State-owned oil company CNPC International Ltd. last year paid $4 billion for Petrokazakhstan Inc., which controls oil fields in Kazakhstan. Other recent Chinese deals have been completed in Nigeria, Ecuador and Peru, and more are being sought in Russia and Sri Lanka.

China Mobile plans to leverage its access to inexpensive and plentiful engineers, designers, contractors and others needed to build new Millicom networks, or to upgrade existing networks in its far-flung locales, according to people familiar with the matter.

Emerging markets represent a particularly attractive market for telecom companies as Western markets become saturated. In many developing nations, the fixed-line infrastructure is poor and limited in its range, so cellular networks, which are cheaper to roll out than traditional lines, are used as the primary means of communication.

China Mobile has built one of the most extensive national cellular networks in the world, covering all of mainland China. With more than 250 million wireless customer accounts as of last month -- all in China -- China Mobile is by far the world's biggest wireless carrier and controls about two-thirds of the mobile market in China.

China Mobile is owned by China's government. The company owns about 75% of China Mobile (Hong Kong) Ltd., which is listed in Hong Kong and on the New York Stock Exchange.

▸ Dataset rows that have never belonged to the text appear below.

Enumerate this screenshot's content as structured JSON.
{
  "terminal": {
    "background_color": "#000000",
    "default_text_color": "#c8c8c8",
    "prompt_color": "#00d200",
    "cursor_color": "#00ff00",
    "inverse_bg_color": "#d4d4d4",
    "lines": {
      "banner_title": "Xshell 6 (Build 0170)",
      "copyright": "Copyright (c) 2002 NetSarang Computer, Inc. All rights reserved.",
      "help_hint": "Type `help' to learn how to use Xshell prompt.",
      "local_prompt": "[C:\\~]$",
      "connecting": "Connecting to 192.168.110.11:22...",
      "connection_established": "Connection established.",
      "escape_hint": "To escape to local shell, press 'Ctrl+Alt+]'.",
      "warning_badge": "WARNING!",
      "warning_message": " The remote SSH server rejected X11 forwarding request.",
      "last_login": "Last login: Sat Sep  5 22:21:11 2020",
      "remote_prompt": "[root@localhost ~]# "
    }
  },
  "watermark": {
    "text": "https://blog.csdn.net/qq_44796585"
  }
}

Nasdaq-listed Millicom would be China Mobile's first overseas acquisition. China Mobile is in the final stages of inking an agreement to buy Millicom for $48 a share in cash, according to people familiar with the situation. The deal still hinges on several layers of administrative approvals in China and will be contingent on the Chinese company receiving at least 75% of Millicom's shares. Millicom's shares rose $1.24 to $45.04 in 4 p.m. Nasdaq Stock Market trading.

Millicom is about 40%-owned by Investment AB Kinnevik, a Swedish family-controlled holding company, and a private Swedish trust.

The deal would give China Mobile, which has so far operated only as a domestic company, experience owning a multinational concern. Millicom's executive team is known in the industry as a group with a particular savvy at selling cellphones and building networks in often-inhospitable environs in Asia, Africa and Central America.

Millicom reported a 16% rise in subscribers for the first quarter and a profit of $33.4 million, compared with a loss of $11.3 million a year earlier. The company, with about 10 million subscribers, said revenue rose 20% to $322 million, compared with the year-earlier period.